Though it is never satisfactorily explained what happened exactly, in Jingo it is revealed that only his kidney and a few bones were found.

====Doughnut Jimmy====

Universally known as Doughnut Jimmy, Dr James Folsom is a highly proficient horse doctor that Samuel Vimes instructs to treat Lord Vetinari in the 19th Discworld novel, Feet of Clay. Human doctors, that is doctors for humans, do not have high success rates in the city, whereas Jimmy earns his living by making sure his patients who are worth thirty thousand dollars are still a good bet to pick up first place in the Quirm Steeplechase. Jimmy treats animals worth considerable amounts of money and faces considerable trouble if his patients die. A former jockey, Jimmy won a lot of money by not winning races and was highly skilled at achieving results.

==Geography==
The name "Ankh-Morpork" refers to both the city itself, a walled city about 5 mi across, and the surrounding suburbs and farms of its fiefdom. The city itself lies on the River Ankh, the most polluted waterway on the Discworld, which divides it into the more affluent Ankh and the poorer Morpork (including the slum-like "Shades"). Lying approximately equidistant from the cold, mountainous Hub and tropical Rim, Ankh-Morpork is in the Discworld's equivalent of the temperate zone.

Ankh-Morpork is built on black loam, broadly, but it is mostly built on itself; pragmatic citizens simply built on top of the existing buildings rather than excavate them out as the river flooded and the sediment grew too high. There are many unknown basements, including an entire "cave network" below Ankh-Morpork made up of old streets and abandoned sewers.

===Real-world connexions===

The town sign of Wincanton

Ankh-Morpork was twinned with the town of Wincanton in Somerset, in the south-west United Kingdom on the spherical planet Earth (known in the Discworld books as Roundworld) on 7 December 2002. The town is home to a shop called "The Discworld Emporium", which also doubles as an "Ankh-Morpork Consulate" according to the shop sign. However, for legal reasons, the twinning was not officially displayed on the road sign. Fans, however, added stick-on notices to some of the signs. In 2009, this was changed, and a new town sign prominently declaring the twinning with Ankh-Morpork and other Roundworld places was erected.
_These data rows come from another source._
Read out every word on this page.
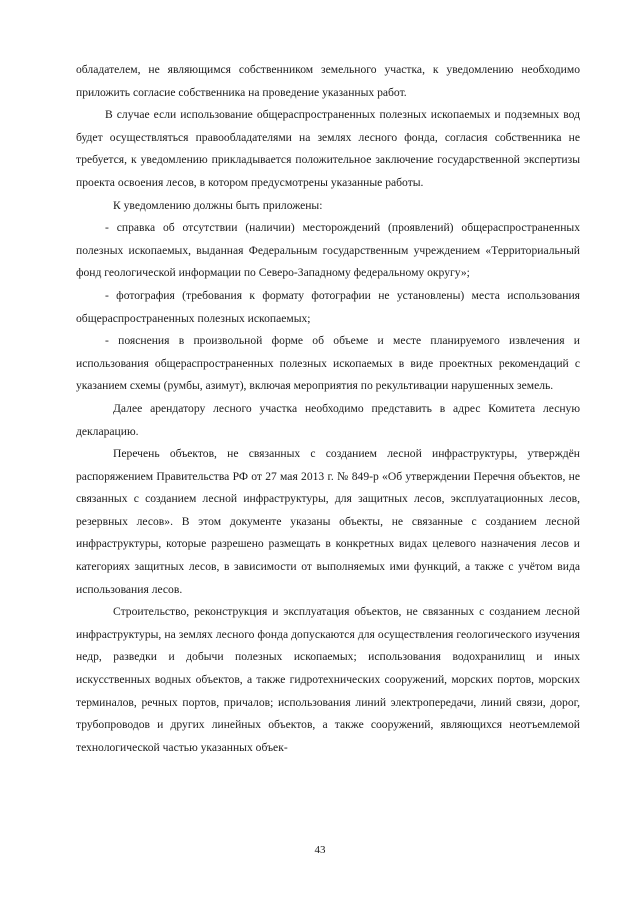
обладателем, не являющимся собственником земельного участка, к уведомлению необходимо приложить согласие собственника на проведение указанных работ.

В случае если использование общераспространенных полезных ископаемых и подземных вод будет осуществляться правообладателями на землях лесного фонда, согласия собственника не требуется, к уведомлению прикладывается положительное заключение государственной экспертизы проекта освоения лесов, в котором предусмотрены указанные работы.

К уведомлению должны быть приложены:

- справка об отсутствии (наличии) месторождений (проявлений) общераспространенных полезных ископаемых, выданная Федеральным государственным учреждением «Территориальный фонд геологической информации по Северо-Западному федеральному округу»;

- фотография (требования к формату фотографии не установлены) места использования общераспространенных полезных ископаемых;

- пояснения в произвольной форме об объеме и месте планируемого извлечения и использования общераспространенных полезных ископаемых в виде проектных рекомендаций с указанием схемы (румбы, азимут), включая мероприятия по рекультивации нарушенных земель.

Далее арендатору лесного участка необходимо представить в адрес Комитета лесную декларацию.

Перечень объектов, не связанных с созданием лесной инфраструктуры, утверждён распоряжением Правительства РФ от 27 мая 2013 г. № 849-р «Об утверждении Перечня объектов, не связанных с созданием лесной инфраструктуры, для защитных лесов, эксплуатационных лесов, резервных лесов». В этом документе указаны объекты, не связанные с созданием лесной инфраструктуры, которые разрешено размещать в конкретных видах целевого назначения лесов и категориях защитных лесов, в зависимости от выполняемых ими функций, а также с учётом вида использования лесов.

Строительство, реконструкция и эксплуатация объектов, не связанных с созданием лесной инфраструктуры, на землях лесного фонда допускаются для осуществления геологического изучения недр, разведки и добычи полезных ископаемых; использования водохранилищ и иных искусственных водных объектов, а также гидротехнических сооружений, морских портов, морских терминалов, речных портов, причалов; использования линий электропередачи, линий связи, дорог, трубопроводов и других линейных объектов, а также сооружений, являющихся неотъемлемой технологической частью указанных объек-

43
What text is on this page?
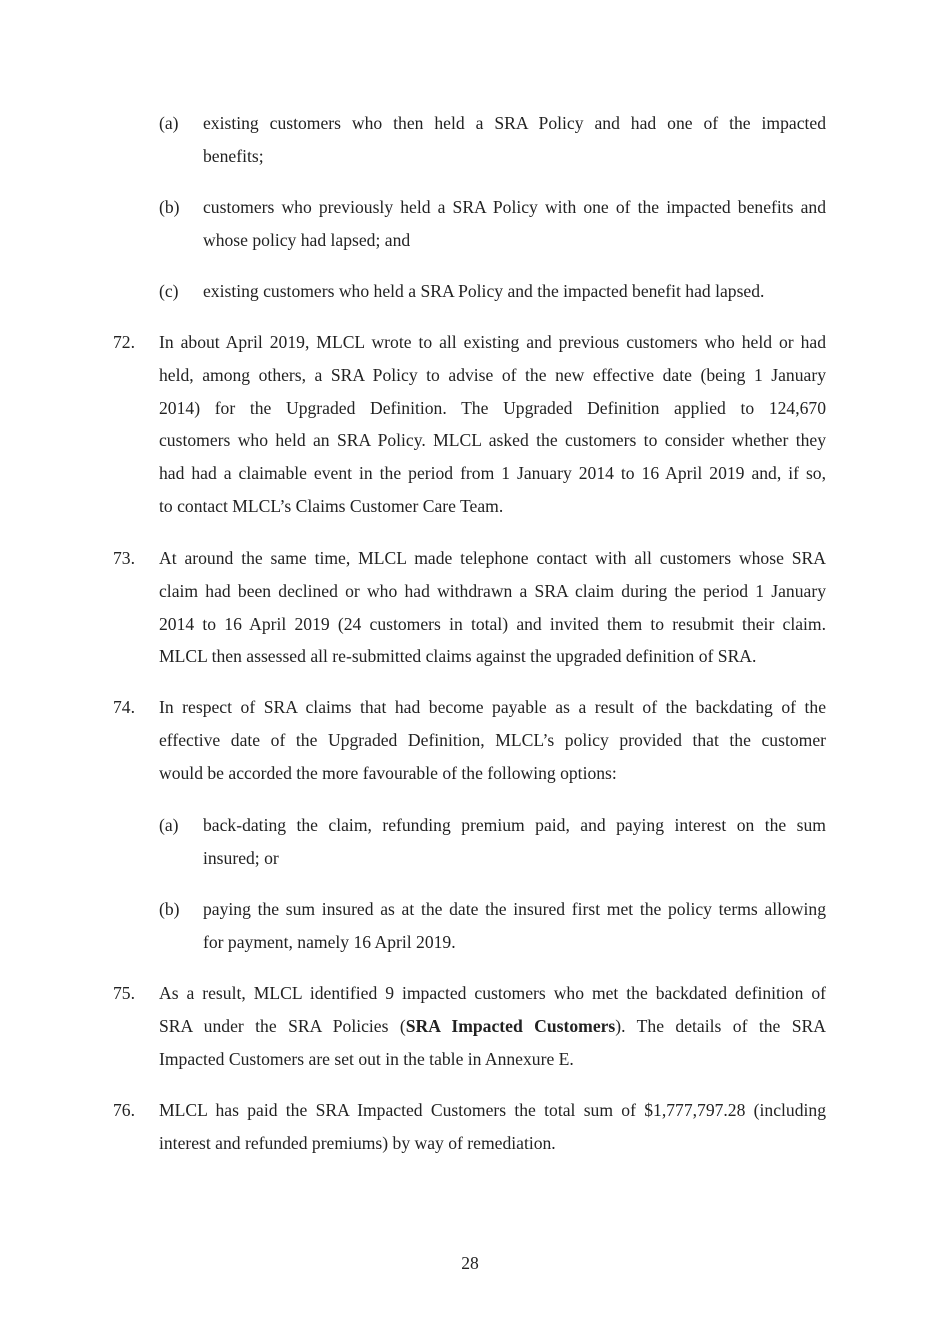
(a) existing customers who then held a SRA Policy and had one of the impacted
benefits;
(b) customers who previously held a SRA Policy with one of the impacted benefits and
whose policy had lapsed; and
(c) existing customers who held a SRA Policy and the impacted benefit had lapsed.
72. In about April 2019, MLCL wrote to all existing and previous customers who held or had
held, among others, a SRA Policy to advise of the new effective date (being 1 January
2014) for the Upgraded Definition. The Upgraded Definition applied to 124,670
customers who held an SRA Policy. MLCL asked the customers to consider whether they
had had a claimable event in the period from 1 January 2014 to 16 April 2019 and, if so,
to contact MLCL’s Claims Customer Care Team.
73. At around the same time, MLCL made telephone contact with all customers whose SRA
claim had been declined or who had withdrawn a SRA claim during the period 1 January
2014 to 16 April 2019 (24 customers in total) and invited them to resubmit their claim.
MLCL then assessed all re-submitted claims against the upgraded definition of SRA.
74. In respect of SRA claims that had become payable as a result of the backdating of the
effective date of the Upgraded Definition, MLCL’s policy provided that the customer
would be accorded the more favourable of the following options:
(a) back-dating the claim, refunding premium paid, and paying interest on the sum
insured; or
(b) paying the sum insured as at the date the insured first met the policy terms allowing
for payment, namely 16 April 2019.
75. As a result, MLCL identified 9 impacted customers who met the backdated definition of
SRA under the SRA Policies (SRA Impacted Customers). The details of the SRA
Impacted Customers are set out in the table in Annexure E.
76. MLCL has paid the SRA Impacted Customers the total sum of $1,777,797.28 (including
interest and refunded premiums) by way of remediation.
28
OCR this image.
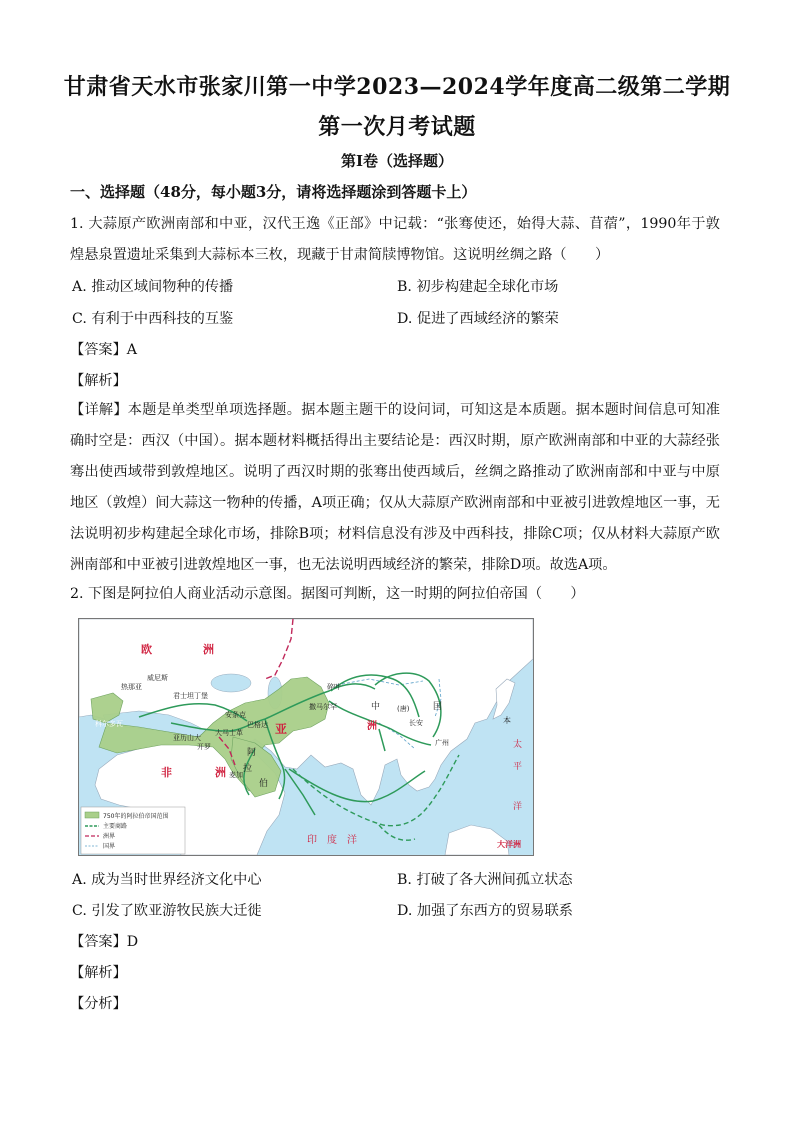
甘肃省天水市张家川第一中学2023—2024学年度高二级第二学期
第一次月考试题
第Ⅰ卷（选择题）
一、选择题（48分，每小题3分，请将选择题涂到答题卡上）
1. 大蒜原产欧洲南部和中亚，汉代王逸《正部》中记载：“张骞使还，始得大蒜、苜蓿”，1990年于敦煌悬泉置遗址采集到大蒜标本三枚，现藏于甘肃简牍博物馆。这说明丝绸之路（　　）
A. 推动区域间物种的传播	B. 初步构建起全球化市场
C. 有利于中西科技的互鉴	D. 促进了西域经济的繁荣
【答案】A
【解析】
【详解】本题是单类型单项选择题。据本题主题干的设问词，可知这是本质题。据本题时间信息可知准确时空是：西汉（中国）。据本题材料概括得出主要结论是：西汉时期，原产欧洲南部和中亚的大蒜经张骞出使西域带到敦煌地区。说明了西汉时期的张骞出使西域后，丝绸之路推动了欧洲南部和中亚与中原地区（敦煌）间大蒜这一物种的传播，A项正确；仅从大蒜原产欧洲南部和中亚被引进敦煌地区一事，无法说明初步构建起全球化市场，排除B项；材料信息没有涉及中西科技，排除C项；仅从材料大蒜原产欧洲南部和中亚被引进敦煌地区一事，也无法说明西域经济的繁荣，排除D项。故选A项。
2. 下图是阿拉伯人商业活动示意图。据图可判断，这一时期的阿拉伯帝国（　　）
欧	洲
亚	洲
非	洲
中	国
(唐)
威尼斯
热那亚
君士坦丁堡
科尔多瓦	巴格达
安条克
大马士革
亚历山大
开罗
撒马尔罕
碎叶
长安
广州
本
阿
拉
伯
麦加
太
平
洋
印　度　洋	大洋洲
750年的阿拉伯帝国范围
主要商路
洲界
国界
A. 成为当时世界经济文化中心	B. 打破了各大洲间孤立状态
C. 引发了欧亚游牧民族大迁徙	D. 加强了东西方的贸易联系
【答案】D
【解析】
【分析】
Several streets in a new housing development in Wincanton have been named after Ankh-Morpork Streets, including Peach Pie Street and Treacle Mine Road.

"Discworld: Ankh-Morpork" was published as a board game in 2011.

===Fictional connexions===
Many details of Ankh-Morpork appear to have been inspired by Fritz Leiber's fictional city Lankhmar (although Pratchett has said "I didn't – at least consciously, I suppose I must say – create Ankh-Morpork as a takeoff of Lankhmar"); John D. Rateliff notes that Leiber's characters "the Gray Mouser and Fafhrd guest-star in the very first Discworld story, The Colour of Magic, under the pseudonyms of The Weasel and Bravd".